Here's an option that I've used for fishing nightcrawlers successfully in weedy areas. Don't use any weight and Texas rig the worm. You'll need a spinning reel combo that can cast lighter lures.
This presentation allows you to get a very fine feel for the worm. You'll be able to detect the slightest strike and usually be able to guide the worm around obstacles. Keep in mind while this isn't a 100% weedless solution it's very effective even on high pressure lakes.
As a kid, this was all I fished in the summer. The bass are rarely large but they are plentiful if you can locate the right water. If you do, it's time to start thinking like a trout fisherman. Deep water pools are always worth a shot but keep your eye on the bottom of shady rifles and on the downstream side of large rocks.
Live baits and shiny spoons are great choices for fishing rifles. Letting your bait float gently down the rapids above the deeper water is a great presentation. You can use a variety of baits but make sure they are eye-catching!
Fishing a boulder isn’t much different but allows for a larger variety of baits. Cranks, spinners, and spooks work well. These fish often grab whatever you present, the color isn’t likely to matter but reflective baits are better producers. Just let the current wash your lure around the boulder and into eddies where fish may be resting.
Fish deep pools much like lakes. Look for structure and deeper water. If you can get into the edge of the stream channel at the deepest part, you can sometimes find some monsters. Live baits work very well as well as mimic patters for minnows.
There are secret places where the big bass hang that should be found and closely guarded. If you fish man made waters, get a topo map of the area, preferably from before the lake was built and look for old springs. If you can find these areas you will have zoned in on the best of summer fishing.

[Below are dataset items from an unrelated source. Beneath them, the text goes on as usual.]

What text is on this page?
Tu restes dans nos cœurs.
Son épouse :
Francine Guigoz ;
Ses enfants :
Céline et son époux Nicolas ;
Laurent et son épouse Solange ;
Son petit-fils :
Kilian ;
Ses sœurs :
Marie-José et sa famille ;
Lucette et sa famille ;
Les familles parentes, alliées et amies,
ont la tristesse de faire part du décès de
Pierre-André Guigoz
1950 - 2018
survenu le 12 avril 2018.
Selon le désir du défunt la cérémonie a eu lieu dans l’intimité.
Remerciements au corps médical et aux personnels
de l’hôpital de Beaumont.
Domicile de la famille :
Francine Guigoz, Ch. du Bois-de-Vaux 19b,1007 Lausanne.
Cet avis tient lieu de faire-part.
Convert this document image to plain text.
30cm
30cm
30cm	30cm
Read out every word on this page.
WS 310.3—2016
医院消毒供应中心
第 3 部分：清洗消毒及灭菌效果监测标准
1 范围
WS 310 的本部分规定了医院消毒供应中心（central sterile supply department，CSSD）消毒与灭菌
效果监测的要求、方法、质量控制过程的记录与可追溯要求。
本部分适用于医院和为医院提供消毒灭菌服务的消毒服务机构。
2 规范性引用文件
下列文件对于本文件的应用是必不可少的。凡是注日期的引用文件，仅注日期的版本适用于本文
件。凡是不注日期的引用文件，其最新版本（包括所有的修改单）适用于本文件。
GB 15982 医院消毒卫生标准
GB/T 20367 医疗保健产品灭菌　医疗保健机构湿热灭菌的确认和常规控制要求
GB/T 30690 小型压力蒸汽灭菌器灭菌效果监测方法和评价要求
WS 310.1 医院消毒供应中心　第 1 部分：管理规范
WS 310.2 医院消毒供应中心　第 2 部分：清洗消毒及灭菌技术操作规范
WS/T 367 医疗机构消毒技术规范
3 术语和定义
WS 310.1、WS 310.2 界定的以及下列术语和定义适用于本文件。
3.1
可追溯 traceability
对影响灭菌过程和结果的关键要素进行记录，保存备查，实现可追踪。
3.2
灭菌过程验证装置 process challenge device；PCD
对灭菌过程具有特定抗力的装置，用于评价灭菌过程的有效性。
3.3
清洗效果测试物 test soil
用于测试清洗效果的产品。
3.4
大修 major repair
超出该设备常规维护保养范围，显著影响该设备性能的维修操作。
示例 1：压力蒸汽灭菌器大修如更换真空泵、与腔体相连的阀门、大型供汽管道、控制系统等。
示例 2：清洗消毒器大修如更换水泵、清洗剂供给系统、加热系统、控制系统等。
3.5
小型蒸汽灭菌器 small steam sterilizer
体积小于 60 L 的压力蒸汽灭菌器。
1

After a rain, these areas will release cooler water, and once that water mixes with vegatation, it becomes oxygen-rich. It’s still better for the springs to be somewhat deep to keep fish out of the sun but you can almost bet there are some giant bass hanging out around the vent opening. If there is some structure around, all the better.
Most any deep lure that can get down far enough stands a good chance. Jigs are preferred artificials but don’t neglect your live bait which can be very effective.
Summer bass are lazy but they can be prime targets for the industrious angler. A little understanding goes a long way! Get out on the water and prepare to fish deeper. Though it may not be the explosive excitement of spring, summer fishing can be quite productive.
Since the kids are out of school, this can also be a very rewarding time for fledgling anglers. When you know where the bass are and how to catch them, you can keep the excitement up and introduce a child to a lifetime obsession! Kids are also great for distracting smaller bass while you go for the big ones!
Give some of these tips a shot and see if you can’t turn your fishless summers into some of the best angling experiences you have ever had!
Ok, summer may not stack up to other seasons but why lose a quarter of a year of good fishing? Grab the sunscreen and get out on the lake, good luck and tight lines!